Parents working remotely from home, their children about them all day, face an extra challenge.

“You cannot be a teleworking parent and a short-order cook,” Tolan-Halleck said. “And that’s what the kids expect. I’m like, I’m working and in a meeting. I can’t stop to make you lunch.”

Trying to avoid the frozen-pizza-pocket section of the grocery store, she instead encourages her kids to make quesadillas, heating meat and cheese or peanut butter and jelly between tortillas on a griddle.

With life slowed down by being homebound, without hockey practice or PTA meetings to go to, Tolan-Halleck makes enchiladas with hand-made tortillas, or feeds her crew with homemade pizza, which can be a healthy meal choice.

“We’re just doing regular foods, trying not to make things too weird,” the food specialist mom said.

Comfort foods, traditionally full of starches and proteins, are fine on a dinner plate, but half the plate, she said, should be full of vegetables, according to U.S. Department of Agriculture guidelines.

Though some report weight gain from being homebound, the extra time at home can be a plus for your health, Tolan-Halleck said. It can be used to watch cooking videos, make bread from scratch, or put together a nice salad instead of a quick sandwich, she advised.
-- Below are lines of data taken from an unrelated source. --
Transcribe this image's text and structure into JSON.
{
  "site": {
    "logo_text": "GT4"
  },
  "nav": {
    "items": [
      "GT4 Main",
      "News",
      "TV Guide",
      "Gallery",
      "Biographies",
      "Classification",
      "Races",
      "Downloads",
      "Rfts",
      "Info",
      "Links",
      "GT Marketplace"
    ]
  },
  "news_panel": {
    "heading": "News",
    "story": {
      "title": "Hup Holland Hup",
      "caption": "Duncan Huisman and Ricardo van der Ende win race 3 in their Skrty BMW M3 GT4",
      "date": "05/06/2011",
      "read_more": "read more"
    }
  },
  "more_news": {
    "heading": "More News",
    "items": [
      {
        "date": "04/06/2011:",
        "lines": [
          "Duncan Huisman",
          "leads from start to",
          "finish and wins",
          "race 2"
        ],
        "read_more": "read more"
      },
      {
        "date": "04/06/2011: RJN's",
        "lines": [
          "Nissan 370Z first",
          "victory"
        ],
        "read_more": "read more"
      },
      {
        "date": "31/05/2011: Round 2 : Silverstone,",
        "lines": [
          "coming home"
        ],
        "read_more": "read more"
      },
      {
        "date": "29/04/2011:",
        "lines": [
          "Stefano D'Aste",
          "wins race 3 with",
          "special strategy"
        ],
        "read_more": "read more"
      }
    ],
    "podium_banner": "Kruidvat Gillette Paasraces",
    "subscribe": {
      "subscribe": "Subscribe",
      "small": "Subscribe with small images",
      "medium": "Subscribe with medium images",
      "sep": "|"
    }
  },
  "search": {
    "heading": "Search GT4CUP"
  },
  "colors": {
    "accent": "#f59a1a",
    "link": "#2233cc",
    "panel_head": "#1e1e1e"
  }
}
And, when that head-hunger strikes, find something else to do.

“Read a book,” Tolan-Halleck said. “Take a bath. Get outside when you can. Pick up a phone and talk to somebody.”
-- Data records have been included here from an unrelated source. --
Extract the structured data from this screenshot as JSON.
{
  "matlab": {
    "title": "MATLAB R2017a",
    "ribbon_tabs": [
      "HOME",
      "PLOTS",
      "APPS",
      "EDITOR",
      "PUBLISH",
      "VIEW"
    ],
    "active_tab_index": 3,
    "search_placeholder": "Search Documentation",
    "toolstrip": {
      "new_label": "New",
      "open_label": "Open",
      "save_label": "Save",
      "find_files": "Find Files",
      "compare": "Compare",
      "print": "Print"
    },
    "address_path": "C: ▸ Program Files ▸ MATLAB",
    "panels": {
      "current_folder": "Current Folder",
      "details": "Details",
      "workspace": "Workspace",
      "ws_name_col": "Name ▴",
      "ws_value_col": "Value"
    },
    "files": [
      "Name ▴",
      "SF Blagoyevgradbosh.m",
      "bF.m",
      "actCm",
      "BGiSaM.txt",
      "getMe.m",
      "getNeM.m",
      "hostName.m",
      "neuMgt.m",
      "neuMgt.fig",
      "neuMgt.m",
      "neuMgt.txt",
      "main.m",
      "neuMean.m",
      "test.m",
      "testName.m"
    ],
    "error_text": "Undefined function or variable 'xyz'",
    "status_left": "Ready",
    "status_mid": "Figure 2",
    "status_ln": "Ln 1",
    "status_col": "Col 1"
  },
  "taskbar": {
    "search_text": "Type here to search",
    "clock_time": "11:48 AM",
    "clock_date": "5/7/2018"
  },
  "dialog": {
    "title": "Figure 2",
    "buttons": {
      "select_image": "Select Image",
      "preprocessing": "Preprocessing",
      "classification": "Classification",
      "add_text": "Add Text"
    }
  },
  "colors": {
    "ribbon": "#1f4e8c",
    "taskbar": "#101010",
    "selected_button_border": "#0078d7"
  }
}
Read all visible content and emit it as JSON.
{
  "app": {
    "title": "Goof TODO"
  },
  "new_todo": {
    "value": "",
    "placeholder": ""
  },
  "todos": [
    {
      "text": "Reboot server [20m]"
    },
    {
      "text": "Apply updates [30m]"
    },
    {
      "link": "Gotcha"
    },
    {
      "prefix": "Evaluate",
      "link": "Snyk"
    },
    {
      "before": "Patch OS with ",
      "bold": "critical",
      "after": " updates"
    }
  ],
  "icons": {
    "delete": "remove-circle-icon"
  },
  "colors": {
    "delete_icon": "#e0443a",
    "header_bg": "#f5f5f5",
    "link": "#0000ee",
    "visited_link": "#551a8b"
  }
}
For those with extra unoccupied hours, the at-home stint can also be a great time to start exercising, according to Casey Stutzman, owner of Performance Locker in Alpena.

“This is probably going to make me sound like a dink, but all of us talk about how much better shape we’d be in if we have more time,” Stutzman said. “Well, now we’ve got nothing but time.”
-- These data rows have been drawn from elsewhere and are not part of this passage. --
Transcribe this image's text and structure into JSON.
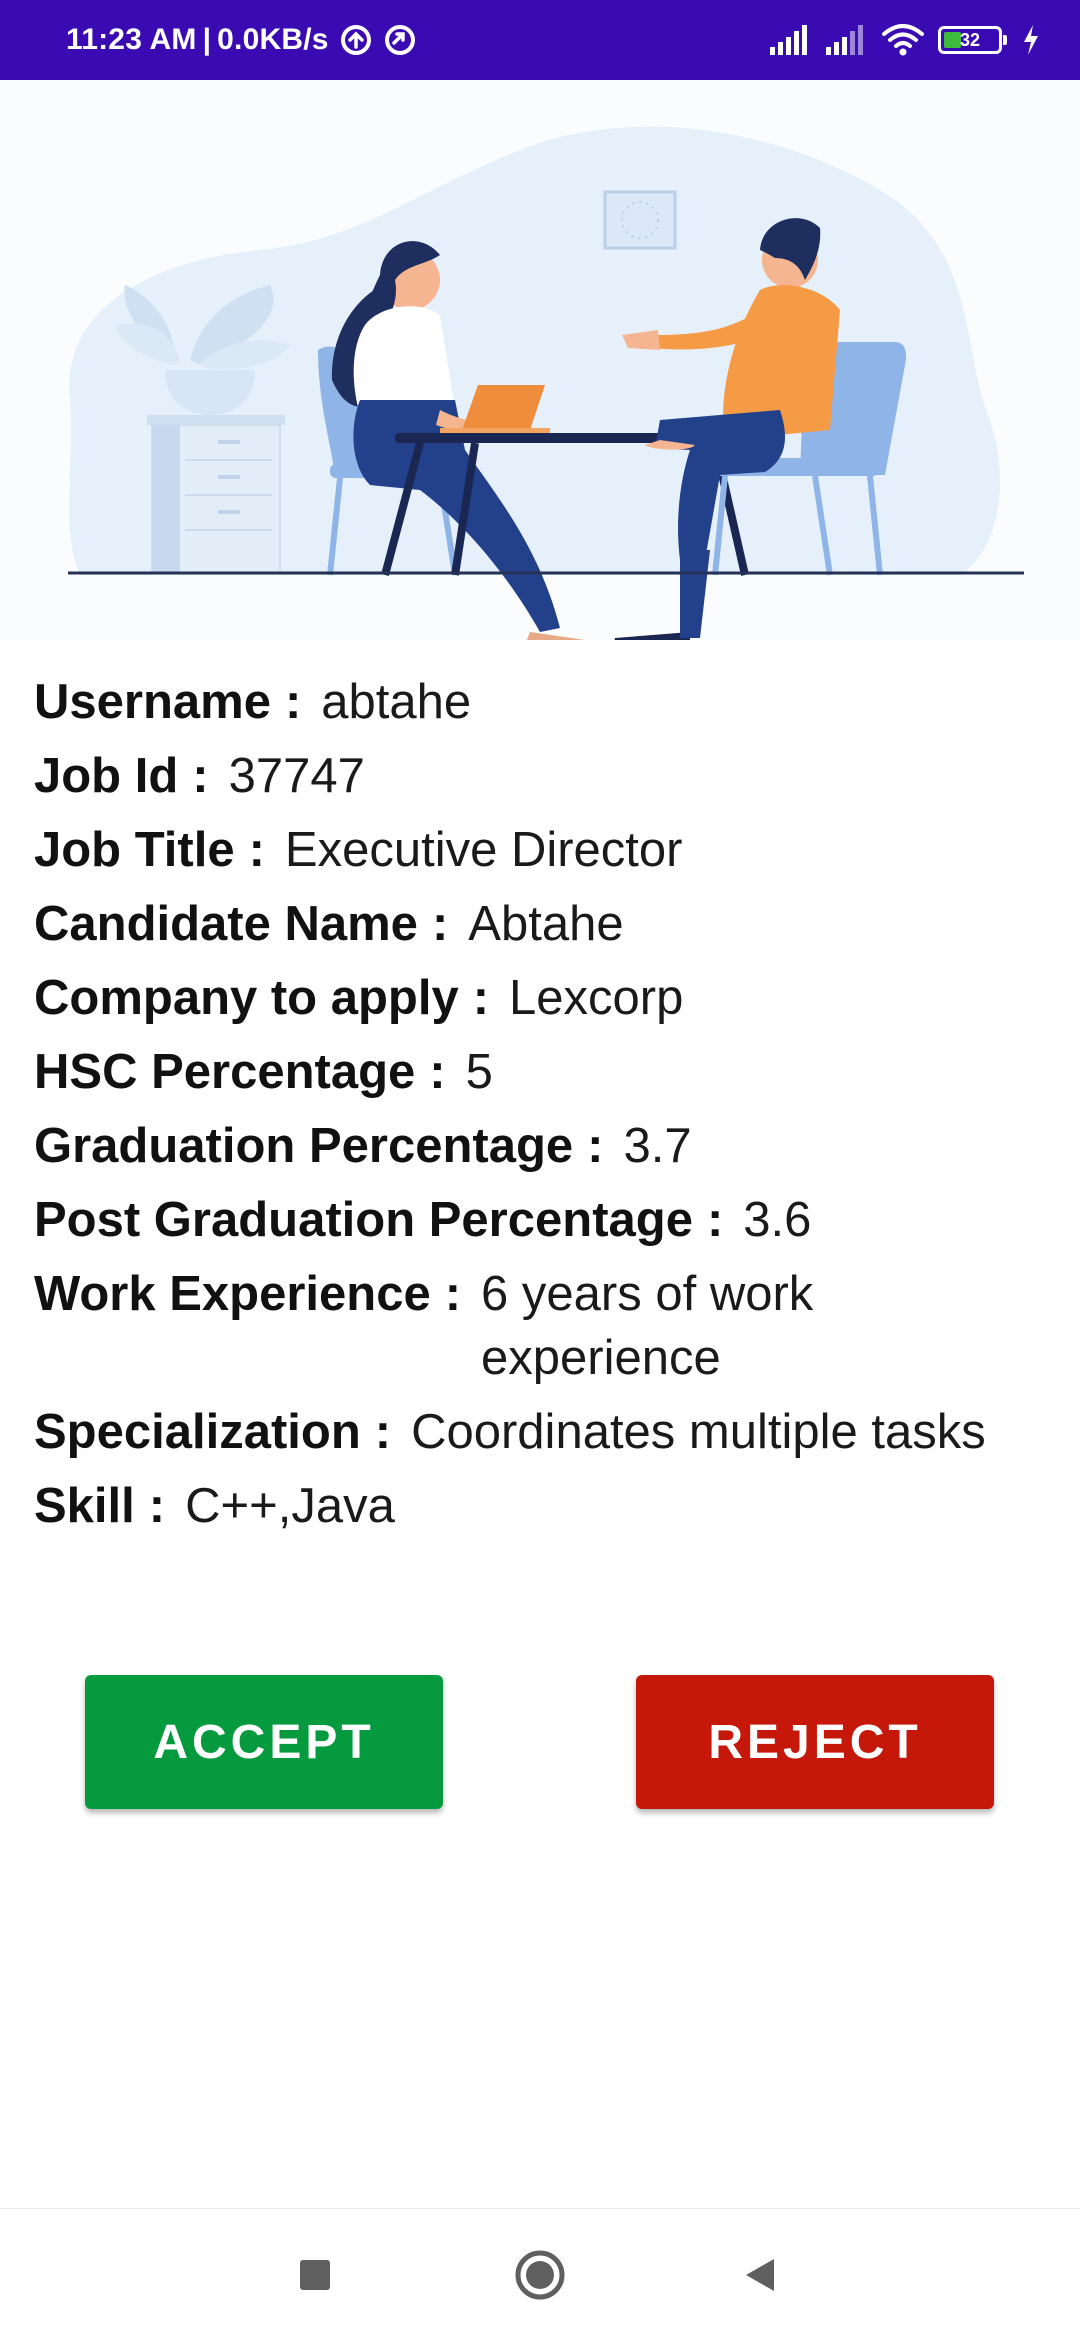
{
  "status_bar": {
    "time": "11:23 AM",
    "separator": "|",
    "speed": "0.0KB/s",
    "battery_level": "32",
    "battery_fraction": 0.32,
    "background_color": "#3a0ab3",
    "icons": [
      "sync-icon",
      "sync-icon",
      "signal-icon",
      "signal-icon",
      "wifi-icon",
      "battery-icon",
      "charging-icon"
    ]
  },
  "illustration": {
    "icon": "job-interview-illustration"
  },
  "details": {
    "username": {
      "label": "Username",
      "colon": ":",
      "value": "abtahe"
    },
    "job_id": {
      "label": "Job Id",
      "colon": ":",
      "value": "37747"
    },
    "job_title": {
      "label": "Job Title",
      "colon": ":",
      "value": "Executive Director"
    },
    "candidate_name": {
      "label": "Candidate Name",
      "colon": ":",
      "value": "Abtahe"
    },
    "company": {
      "label": "Company to apply",
      "colon": ":",
      "value": "Lexcorp"
    },
    "hsc": {
      "label": "HSC Percentage",
      "colon": ":",
      "value": "5"
    },
    "graduation": {
      "label": "Graduation Percentage",
      "colon": ":",
      "value": "3.7"
    },
    "post_graduation": {
      "label": "Post Graduation Percentage",
      "colon": ":",
      "value": "3.6"
    },
    "work_experience": {
      "label": "Work Experience",
      "colon": ":",
      "value": "6 years of work experience"
    },
    "specialization": {
      "label": "Specialization",
      "colon": ":",
      "value": "Coordinates multiple tasks"
    },
    "skill": {
      "label": "Skill",
      "colon": ":",
      "value": "C++,Java"
    }
  },
  "actions": {
    "accept_label": "ACCEPT",
    "reject_label": "REJECT",
    "accept_color": "#059a3e",
    "reject_color": "#c5180a"
  },
  "nav_bar": {
    "icons": [
      "recents-square-icon",
      "home-circle-icon",
      "back-triangle-icon"
    ]
  }
}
People who struggled to make time for a walk over their lunch break at work now have the luxury of scheduling time for themselves to learn what kind of exercise works for them and give it a try, in the privacy of their own homes.

Many gyms and fitness studios moved swiftly to set up online content when their doors were closed mid-March. People new to exercise, and those who want to keep their bodies moving with the help of a professional can check out fitness companies online and find one that’s speaking their language, Stutzman said.

Everyone gets comfortable in their own routine, Stutzman said. At first, when the presence of the coronavirus began making changes in how we lived, people paused in their exercise routines, saying they were just going to wait it out.

It’s time, he said, to accept that things are going to be different for a while, and to move forward with taking care of ourselves.

“Whatever you do, do not throw your hands up in the air and say, ‘To heck with it,'” Tolan-Halleck said. “That’s a long vacation of to heck with it.”

Online

The MyPlate app, a smartphone app designed to help users build healthy eating habits by setting daily food goals, seeing real-time progress, and earning badges, is available at choosemyplate.gov.